If a statement is adjacent to things that are also "correct", that almost implies a lack of information in the original statement. It seems born out in the impressive BS'ing - the key to BS'ing is saying things that can't really be wrong.
Not true. Emergent abilities is an active research area in LLMs [0]. They even have pretty graphs on the topic.
[0] https://ai.googleblog.com/2022/11/characterizing-emergent-ph...
Is Art Director just a "BS" job? I don't get it.
Checking some of the facts it gives me against other sites it’s all correct, but better organized and more accessible. There’s your counter-example. This works for basically any well-documented process.
I think I understand the sense in which you claim it produces relevant facts not in the prompt.
It's not that we differ on easily observable behavior of the system.
It's that I question if GPT-3 is "producing" these identifiable facts, and if the user is "producing" them instead, whether they can possibly be "relevant".
I'm not sure what you're trying to say. That GPT-3 is just vomiting stuff up out of its training set and not producing any new knowledge? But that's totally irrelevant to the issue of whether it can transmit knowledge to a user, who presumably hasn't memorized the entire training set.
It not only spit out the model but also the casts/fillable attributes on the model, as well. It even helped me work through an idea, that I didn't know what it was called, I was thinking it was EAV but instead it's metaform/metafields, to basically create something like how wordpress has the ability to dynamically create content 'types', django/wagtail can do this to, w/ chatgpt I think I've nailed down how to do this using polymorphism with the least amount of headache.

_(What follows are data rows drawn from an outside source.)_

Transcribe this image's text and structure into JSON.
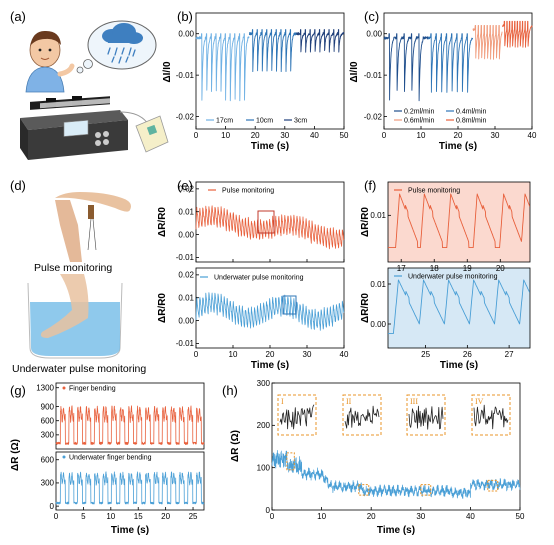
{
  "panel_labels": {
    "a": "(a)",
    "b": "(b)",
    "c": "(c)",
    "d": "(d)",
    "e": "(e)",
    "f": "(f)",
    "g": "(g)",
    "h": "(h)"
  },
  "photo_captions": {
    "pulse": "Pulse monitoring",
    "underwater": "Underwater pulse monitoring"
  },
  "colors": {
    "orange": "#e8603c",
    "blue": "#4a9fd6",
    "dark_blue": "#1f4e8c",
    "mid_blue": "#2e75b6",
    "light_orange": "#f09a7a",
    "pink_bg": "#fbd9cf",
    "blue_bg": "#d6e8f5",
    "box_orange": "#e8942a"
  },
  "chart_data": [
    {
      "id": "b",
      "type": "line",
      "xlabel": "Time (s)",
      "ylabel": "ΔI/I0",
      "xlim": [
        0,
        50
      ],
      "ylim": [
        -0.023,
        0.005
      ],
      "xticks": [
        "0",
        "10",
        "20",
        "30",
        "40",
        "50"
      ],
      "yticks": [
        "0.00",
        "-0.01",
        "-0.02"
      ],
      "series": [
        {
          "name": "17cm",
          "color": "#6fb1e4",
          "x_range": [
            0,
            18
          ],
          "peak_times": [
            2,
            3.6,
            5.2,
            6.8,
            8.4,
            10,
            11.6,
            13.2,
            14.8,
            16.4
          ],
          "dip": -0.015,
          "base": -0.001
        },
        {
          "name": "10cm",
          "color": "#2e75b6",
          "x_range": [
            18,
            34
          ],
          "peak_times": [
            19.2,
            20.8,
            22.4,
            24,
            25.6,
            27.2,
            28.8,
            30.4,
            32
          ],
          "dip": -0.009,
          "base": 0.0
        },
        {
          "name": "3cm",
          "color": "#1f3f7a",
          "x_range": [
            34,
            50
          ],
          "peak_times": [
            35.4,
            37,
            38.6,
            40.2,
            41.8,
            43.4,
            45,
            46.6,
            48.2
          ],
          "dip": -0.005,
          "base": 0.0
        }
      ]
    },
    {
      "id": "c",
      "type": "line",
      "xlabel": "Time (s)",
      "ylabel": "ΔI/I0",
      "xlim": [
        0,
        40
      ],
      "ylim": [
        -0.023,
        0.005
      ],
      "xticks": [
        "0",
        "10",
        "20",
        "30",
        "40"
      ],
      "yticks": [
        "0.00",
        "-0.01",
        "-0.02"
      ],
      "series": [
        {
          "name": "0.2ml/min",
          "color": "#1f4e8c",
          "x_range": [
            0,
            12
          ],
          "peak_times": [
            1.5,
            3.5,
            5.5,
            7.5,
            9.5
          ],
          "dip": -0.015,
          "base": -0.001
        },
        {
          "name": "0.4ml/min",
          "color": "#2e75b6",
          "x_range": [
            12,
            24
          ],
          "peak_times": [
            12.8,
            14.2,
            15.6,
            17,
            18.4,
            19.8,
            21.2,
            22.6
          ],
          "dip": -0.013,
          "base": -0.001
        },
        {
          "name": "0.6ml/min",
          "color": "#f09a7a",
          "x_range": [
            24,
            32
          ],
          "peak_times": [
            24.8,
            25.6,
            26.4,
            27.2,
            28,
            28.8,
            29.6,
            30.4,
            31.2
          ],
          "dip": -0.007,
          "base": 0.001
        },
        {
          "name": "0.8ml/min",
          "color": "#e8603c",
          "x_range": [
            32,
            40
          ],
          "peak_times": [
            32.6,
            33.3,
            34,
            34.7,
            35.4,
            36.1,
            36.8,
            37.5,
            38.2,
            38.9
          ],
          "dip": -0.006,
          "base": 0.002
        }
      ]
    },
    {
      "id": "e_top",
      "type": "line",
      "legend": "Pulse monitoring",
      "color": "#e8603c",
      "ylabel": "ΔR/R0",
      "xlim": [
        0,
        40
      ],
      "ylim": [
        -0.012,
        0.023
      ],
      "yticks": [
        "0.02",
        "0.01",
        "0.00",
        "-0.01"
      ],
      "period": 0.82,
      "amp": 0.009,
      "drift": "descending"
    },
    {
      "id": "e_bottom",
      "type": "line",
      "legend": "Underwater pulse monitoring",
      "color": "#4a9fd6",
      "xlabel": "Time (s)",
      "ylabel": "ΔR/R0",
      "xlim": [
        0,
        40
      ],
      "ylim": [
        -0.012,
        0.023
      ],
      "xticks": [
        "0",
        "10",
        "20",
        "30",
        "40"
      ],
      "yticks": [
        "0.02",
        "0.01",
        "0.00",
        "-0.01"
      ],
      "period": 0.82,
      "amp": 0.009,
      "drift": "wavy"
    },
    {
      "id": "f_top",
      "type": "line",
      "legend": "Pulse monitoring",
      "color": "#e8603c",
      "ylabel": "ΔR/R0",
      "xlim": [
        16.6,
        20.9
      ],
      "ylim": [
        -0.004,
        0.02
      ],
      "xticks": [
        "17",
        "18",
        "19",
        "20"
      ],
      "yticks": [
        "0.01"
      ],
      "peak_times": [
        16.95,
        17.7,
        18.5,
        19.3,
        20.1,
        20.75
      ]
    },
    {
      "id": "f_bottom",
      "type": "line",
      "legend": "Underwater pulse monitoring",
      "color": "#4a9fd6",
      "xlabel": "Time (s)",
      "ylabel": "ΔR/R0",
      "xlim": [
        24.1,
        27.5
      ],
      "ylim": [
        -0.006,
        0.014
      ],
      "xticks": [
        "25",
        "26",
        "27"
      ],
      "yticks": [
        "0.01",
        "0.00"
      ],
      "peak_times": [
        24.35,
        24.95,
        25.55,
        26.15,
        26.75,
        27.35
      ]
    },
    {
      "id": "g",
      "type": "line",
      "xlabel": "Time (s)",
      "ylabel": "ΔR (Ω)",
      "xlim": [
        0,
        27
      ],
      "xticks": [
        "0",
        "5",
        "10",
        "15",
        "20",
        "25"
      ],
      "top": {
        "legend": "Finger bending",
        "color": "#e8603c",
        "yticks": [
          "1300",
          "900",
          "600",
          "300"
        ],
        "ylim": [
          0,
          1400
        ],
        "cycle_times": [
          0.8,
          2.35,
          3.9,
          5.45,
          7.0,
          8.55,
          10.1,
          11.65,
          13.2,
          14.75,
          16.3,
          17.85,
          19.4,
          20.95,
          22.5,
          24.05,
          25.6
        ],
        "high": 870,
        "low": 120
      },
      "bottom": {
        "legend": "Underwater finger bending",
        "color": "#4a9fd6",
        "yticks": [
          "600",
          "300",
          "0"
        ],
        "ylim": [
          -50,
          700
        ],
        "cycle_times": [
          0.8,
          2.35,
          3.9,
          5.45,
          7.0,
          8.55,
          10.1,
          11.65,
          13.2,
          14.75,
          16.3,
          17.85,
          19.4,
          20.95,
          22.5,
          24.05,
          25.6
        ],
        "high": 420,
        "low": 40
      }
    },
    {
      "id": "h",
      "type": "line",
      "color": "#4a9fd6",
      "xlabel": "Time (s)",
      "ylabel": "ΔR (Ω)",
      "xlim": [
        0,
        50
      ],
      "ylim": [
        0,
        300
      ],
      "xticks": [
        "0",
        "10",
        "20",
        "30",
        "40",
        "50"
      ],
      "yticks": [
        "300",
        "200",
        "100",
        "0"
      ],
      "segments": [
        {
          "x": [
            0,
            3
          ],
          "level": 120
        },
        {
          "x": [
            3,
            6
          ],
          "level": 105
        },
        {
          "x": [
            6,
            10
          ],
          "level": 85
        },
        {
          "x": [
            10,
            18
          ],
          "level": 55
        },
        {
          "x": [
            18,
            24
          ],
          "level": 45
        },
        {
          "x": [
            24,
            36
          ],
          "level": 45
        },
        {
          "x": [
            36,
            40
          ],
          "level": 40
        },
        {
          "x": [
            40,
            50
          ],
          "level": 60
        }
      ],
      "insets": [
        {
          "label": "I",
          "x": 5
        },
        {
          "label": "II",
          "x": 18
        },
        {
          "label": "III",
          "x": 31
        },
        {
          "label": "IV",
          "x": 44
        }
      ]
    }
  ]
}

I'm wanting to create a CRM/CMS/ERP solution that can be very 'moldable' to different use cases, and this looks to be a good use, either way just being able to discuss with the ai my 'options', was like a major brain dump and increased the power of my flow.
YMMV, but if you can't get it to work like this, doesn't mean it doesn't, just means it doesn't for you, and while I can save 2-3 hours for every hour previously worked, that's valuable to me, esp as a freelancer who charges per project, not hourly.

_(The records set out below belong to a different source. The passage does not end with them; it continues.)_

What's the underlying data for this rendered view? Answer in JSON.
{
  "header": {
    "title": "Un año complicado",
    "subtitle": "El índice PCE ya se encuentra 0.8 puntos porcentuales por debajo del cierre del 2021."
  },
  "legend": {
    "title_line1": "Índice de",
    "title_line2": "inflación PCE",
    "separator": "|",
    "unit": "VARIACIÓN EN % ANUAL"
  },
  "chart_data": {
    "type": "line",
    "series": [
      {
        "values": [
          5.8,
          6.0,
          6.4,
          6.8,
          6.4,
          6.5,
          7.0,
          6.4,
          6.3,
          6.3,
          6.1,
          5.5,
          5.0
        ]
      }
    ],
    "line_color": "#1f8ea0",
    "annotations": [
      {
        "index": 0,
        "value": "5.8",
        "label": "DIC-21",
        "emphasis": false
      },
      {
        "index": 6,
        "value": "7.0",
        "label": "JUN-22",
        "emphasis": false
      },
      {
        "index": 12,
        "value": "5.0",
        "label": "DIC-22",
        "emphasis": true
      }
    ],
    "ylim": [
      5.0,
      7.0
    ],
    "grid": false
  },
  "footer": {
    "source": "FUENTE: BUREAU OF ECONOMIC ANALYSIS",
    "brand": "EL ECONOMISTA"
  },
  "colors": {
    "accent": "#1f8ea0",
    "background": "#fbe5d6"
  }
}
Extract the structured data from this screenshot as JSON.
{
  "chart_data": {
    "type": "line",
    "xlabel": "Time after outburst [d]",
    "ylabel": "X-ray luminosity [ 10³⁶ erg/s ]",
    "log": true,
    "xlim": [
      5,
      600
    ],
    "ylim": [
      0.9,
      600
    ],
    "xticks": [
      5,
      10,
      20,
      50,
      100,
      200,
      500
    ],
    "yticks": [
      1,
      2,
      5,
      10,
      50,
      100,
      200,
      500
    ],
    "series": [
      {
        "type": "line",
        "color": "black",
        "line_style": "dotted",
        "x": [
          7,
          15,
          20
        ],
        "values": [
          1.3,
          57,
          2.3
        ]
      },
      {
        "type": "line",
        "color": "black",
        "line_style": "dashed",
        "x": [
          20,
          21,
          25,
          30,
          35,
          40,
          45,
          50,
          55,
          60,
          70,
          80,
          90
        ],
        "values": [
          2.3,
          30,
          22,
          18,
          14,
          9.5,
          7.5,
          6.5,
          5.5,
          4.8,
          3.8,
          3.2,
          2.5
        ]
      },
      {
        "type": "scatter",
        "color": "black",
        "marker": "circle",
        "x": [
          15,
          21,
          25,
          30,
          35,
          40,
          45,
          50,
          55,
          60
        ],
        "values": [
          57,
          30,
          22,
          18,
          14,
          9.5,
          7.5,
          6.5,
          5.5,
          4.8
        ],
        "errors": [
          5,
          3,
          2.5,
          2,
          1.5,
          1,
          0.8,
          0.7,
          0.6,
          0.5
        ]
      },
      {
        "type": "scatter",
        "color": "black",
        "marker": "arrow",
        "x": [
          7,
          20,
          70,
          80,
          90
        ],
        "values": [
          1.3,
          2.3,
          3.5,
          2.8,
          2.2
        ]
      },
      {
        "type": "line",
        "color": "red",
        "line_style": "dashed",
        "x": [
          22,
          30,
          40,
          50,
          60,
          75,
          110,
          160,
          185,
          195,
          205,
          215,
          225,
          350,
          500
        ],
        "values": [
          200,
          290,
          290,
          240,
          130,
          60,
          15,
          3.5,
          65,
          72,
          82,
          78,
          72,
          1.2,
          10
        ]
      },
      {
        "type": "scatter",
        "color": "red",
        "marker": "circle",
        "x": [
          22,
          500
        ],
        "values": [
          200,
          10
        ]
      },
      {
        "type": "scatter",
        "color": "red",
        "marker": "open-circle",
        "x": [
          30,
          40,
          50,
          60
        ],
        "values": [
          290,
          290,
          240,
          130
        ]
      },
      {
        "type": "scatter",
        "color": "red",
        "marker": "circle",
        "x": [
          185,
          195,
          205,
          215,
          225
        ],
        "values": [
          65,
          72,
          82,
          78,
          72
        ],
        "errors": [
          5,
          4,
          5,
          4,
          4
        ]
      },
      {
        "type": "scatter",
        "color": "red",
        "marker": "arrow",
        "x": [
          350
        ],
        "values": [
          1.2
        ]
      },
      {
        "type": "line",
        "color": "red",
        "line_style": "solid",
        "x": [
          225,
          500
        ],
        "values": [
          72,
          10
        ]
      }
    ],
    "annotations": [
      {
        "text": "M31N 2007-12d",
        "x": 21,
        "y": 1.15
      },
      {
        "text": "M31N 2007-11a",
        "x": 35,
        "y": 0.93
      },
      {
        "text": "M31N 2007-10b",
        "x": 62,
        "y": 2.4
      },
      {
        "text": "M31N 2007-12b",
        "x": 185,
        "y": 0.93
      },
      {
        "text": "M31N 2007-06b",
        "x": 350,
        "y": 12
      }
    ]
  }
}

I reached the same conclusion as yourself, but do see a totally different path to take regarding information propagation (how GPT works). For example, cells merge information monotonically. This is how neural networks balance too, but could be applied in new/undiscovered ways.
It doesn't know what works.
Hmm. Seems obvious to me that it's producing new output, but that output isn't knowledge and it can't be.

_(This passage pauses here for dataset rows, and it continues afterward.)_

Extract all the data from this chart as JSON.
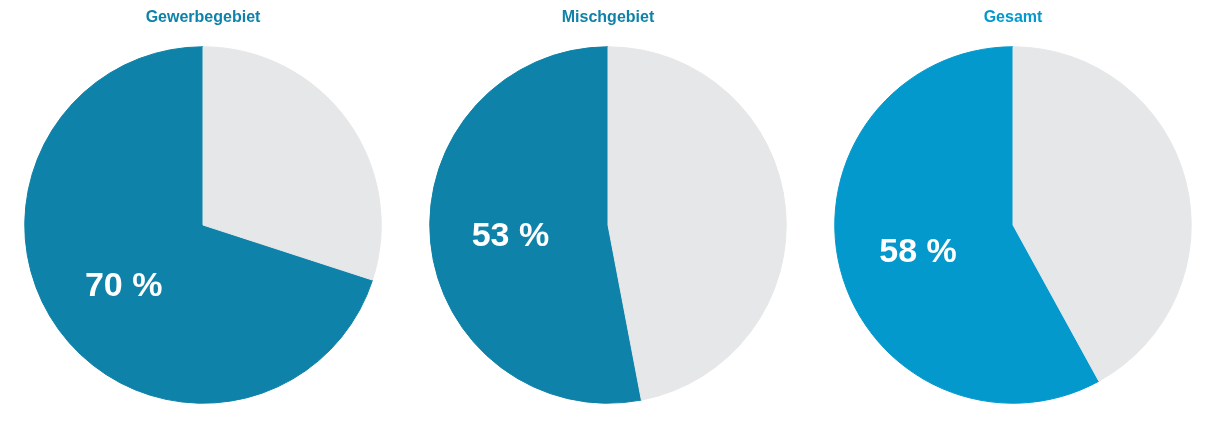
{
  "chart_data": [
    {
      "type": "pie",
      "title": "Gewerbegebiet",
      "categories": [
        null,
        null
      ],
      "values": [
        70,
        30
      ],
      "colors": [
        "#0e82a8",
        "#e6e7e8"
      ],
      "value_labels": [
        "70 %",
        null
      ]
    },
    {
      "type": "pie",
      "title": "Mischgebiet",
      "categories": [
        null,
        null
      ],
      "values": [
        53,
        47
      ],
      "colors": [
        "#0e82a8",
        "#e6e7e8"
      ],
      "value_labels": [
        "53 %",
        null
      ]
    },
    {
      "type": "pie",
      "title": "Gesamt",
      "categories": [
        null,
        null
      ],
      "values": [
        58,
        42
      ],
      "colors": [
        "#0399cd",
        "#e6e7e8"
      ],
      "value_labels": [
        "58 %",
        null
      ]
    }
  ]
}
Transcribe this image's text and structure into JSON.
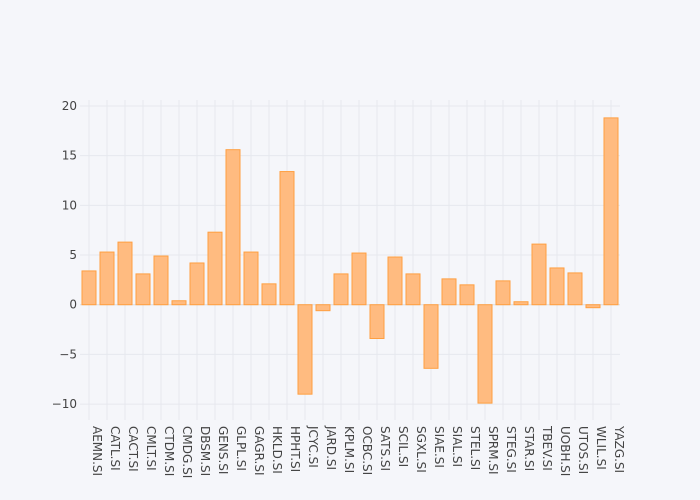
{
  "chart_data": {
    "type": "bar",
    "title": "",
    "xlabel": "",
    "ylabel": "",
    "categories": [
      "AEMN.SI",
      "CATL.SI",
      "CACT.SI",
      "CMLT.SI",
      "CTDM.SI",
      "CMDG.SI",
      "DBSM.SI",
      "GENS.SI",
      "GLPL.SI",
      "GAGR.SI",
      "HKLD.SI",
      "HPHT.SI",
      "JCYC.SI",
      "JARD.SI",
      "KPLM.SI",
      "OCBC.SI",
      "SATS.SI",
      "SCIL.SI",
      "SGXL.SI",
      "SIAE.SI",
      "SIAL.SI",
      "STEL.SI",
      "SPRM.SI",
      "STEG.SI",
      "STAR.SI",
      "TBEV.SI",
      "UOBH.SI",
      "UTOS.SI",
      "WLIL.SI",
      "YAZG.SI"
    ],
    "values": [
      3.4,
      5.3,
      6.3,
      3.1,
      4.9,
      0.4,
      4.2,
      7.3,
      15.6,
      5.3,
      2.1,
      13.4,
      -9.0,
      -0.6,
      3.1,
      5.2,
      -3.4,
      4.8,
      3.1,
      -6.4,
      2.6,
      2.0,
      -9.9,
      2.4,
      0.3,
      6.1,
      3.7,
      3.2,
      -0.3,
      18.8
    ],
    "ylim": [
      -11.6,
      20.6
    ],
    "yticks": [
      -10,
      -5,
      0,
      5,
      10,
      15,
      20
    ],
    "ytick_labels": [
      "−10",
      "−5",
      "0",
      "5",
      "10",
      "15",
      "20"
    ],
    "grid": true,
    "bar_fill": "#ffbb80",
    "bar_stroke": "#ff9f40"
  }
}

Sometimes ChatGPT tells me something that turns out to be correct and relevant. And I get excited, and then I Google it and what it told me is the first hit on Stack Overflow.
There's a subtle point here, that other people might say "well, ChatGPT is ok, but no better than Google" or something like that. But I differ on that. The key is that I don't know it's Stack Overflow until I check independently. So it's giving it too much credit to say it's as good as Google, and the amount of information it can output is not lower bounded by its training set, but is actually zero due to being adjacent to an infinite amount of BS that by its nature always requires external mechanisms to separate out.
You might synthesize new knowledge.
When ChatGPT produces new output, it's not synthesizing new knowledge. It can't even output the knowledge it was trained with, as long as it lacks the ability to tag it in a trustworthy way.
It's not that it's always BS, it's that it's almost always BS and if you don't know the answer in advance or independently, you can't distinguish it from anything within the model.